AIMS To determine the prognostic value of serum uric acid (SUA) on outcomes in heart failure with preserved ejection fraction (HFpEF), and whether sacubitril/valsartan reduces SUA and SUA-related therapies. METHODS AND RESULTS We analyzed 4795 participants from PARAGON-HF. We related baseline hyperuricemia (using assay definitions) to the primary outcome (CV death and total HF hospitalization). Between baseline and 4 months, we assessed the association between changes in SUA and Kansas City Cardiomyopathy Questionnaire overall summary score (KCCQ-OSS) and other cardiac biomarkers. We simultaneously adjusted for baseline and time-updated SUA to determine whether lowering SUA was associated with clinical benefit. Average age was 73 ± 8 years and 52% were women.
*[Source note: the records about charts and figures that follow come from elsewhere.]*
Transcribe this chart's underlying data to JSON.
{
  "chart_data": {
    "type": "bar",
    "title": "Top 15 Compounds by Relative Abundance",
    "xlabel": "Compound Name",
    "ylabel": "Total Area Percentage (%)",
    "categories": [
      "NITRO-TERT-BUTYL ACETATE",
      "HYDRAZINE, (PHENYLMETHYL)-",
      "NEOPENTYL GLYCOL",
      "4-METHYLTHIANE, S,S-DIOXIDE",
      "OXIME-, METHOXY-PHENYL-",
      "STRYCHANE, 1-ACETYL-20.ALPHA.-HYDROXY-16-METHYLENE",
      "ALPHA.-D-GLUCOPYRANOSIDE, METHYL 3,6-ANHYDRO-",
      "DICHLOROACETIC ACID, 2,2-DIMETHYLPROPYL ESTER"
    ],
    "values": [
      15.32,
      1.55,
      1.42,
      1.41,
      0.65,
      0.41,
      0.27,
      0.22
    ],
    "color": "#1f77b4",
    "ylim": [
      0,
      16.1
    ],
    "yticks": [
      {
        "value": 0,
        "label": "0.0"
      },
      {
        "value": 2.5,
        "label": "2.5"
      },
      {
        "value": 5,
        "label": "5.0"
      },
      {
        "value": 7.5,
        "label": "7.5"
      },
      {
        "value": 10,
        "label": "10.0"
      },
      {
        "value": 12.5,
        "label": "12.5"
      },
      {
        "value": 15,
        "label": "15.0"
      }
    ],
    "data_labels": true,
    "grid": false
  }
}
After multivariable adjustment, hyperuricemia was associated with increased risk for the primary outcome (rate ratio 1.61, 95%CI 1.37, 1.90). The treatment effect of sacubitril/valsartan for the primary endpoint was not significantly modified by hyperuricemia (p-interaction = 0.14). Sacubitril/valsartan reduced SUA -0.38 mg/dL (95%CI: -0.45, -0.31) compared with valsartan at 4 months, with greater effect in those with elevated SUA vs. normal SUA (-0.51 vs. -0.32 mg/dL) (p-interaction = 0.031). Sacubitril/valsartan reduced the odds of initiating SUA-related treatments by 32% during follow-up (p < 0.001). After multivariable adjustment, change in SUA was inversely associated with change in KCCQ-OSS and directly associated with high-sensitivity Troponin T (p < 0.05). Time-updated SUA was a stronger predictor of adverse outcomes than baseline SUA. CONCLUSIONS SUA independently predicted adverse outcomes in HFpEF. Sacubitril/valsartan reduced SUA and related therapy initiation compared to valsartan. Reducing SUA was associated with improved outcomes.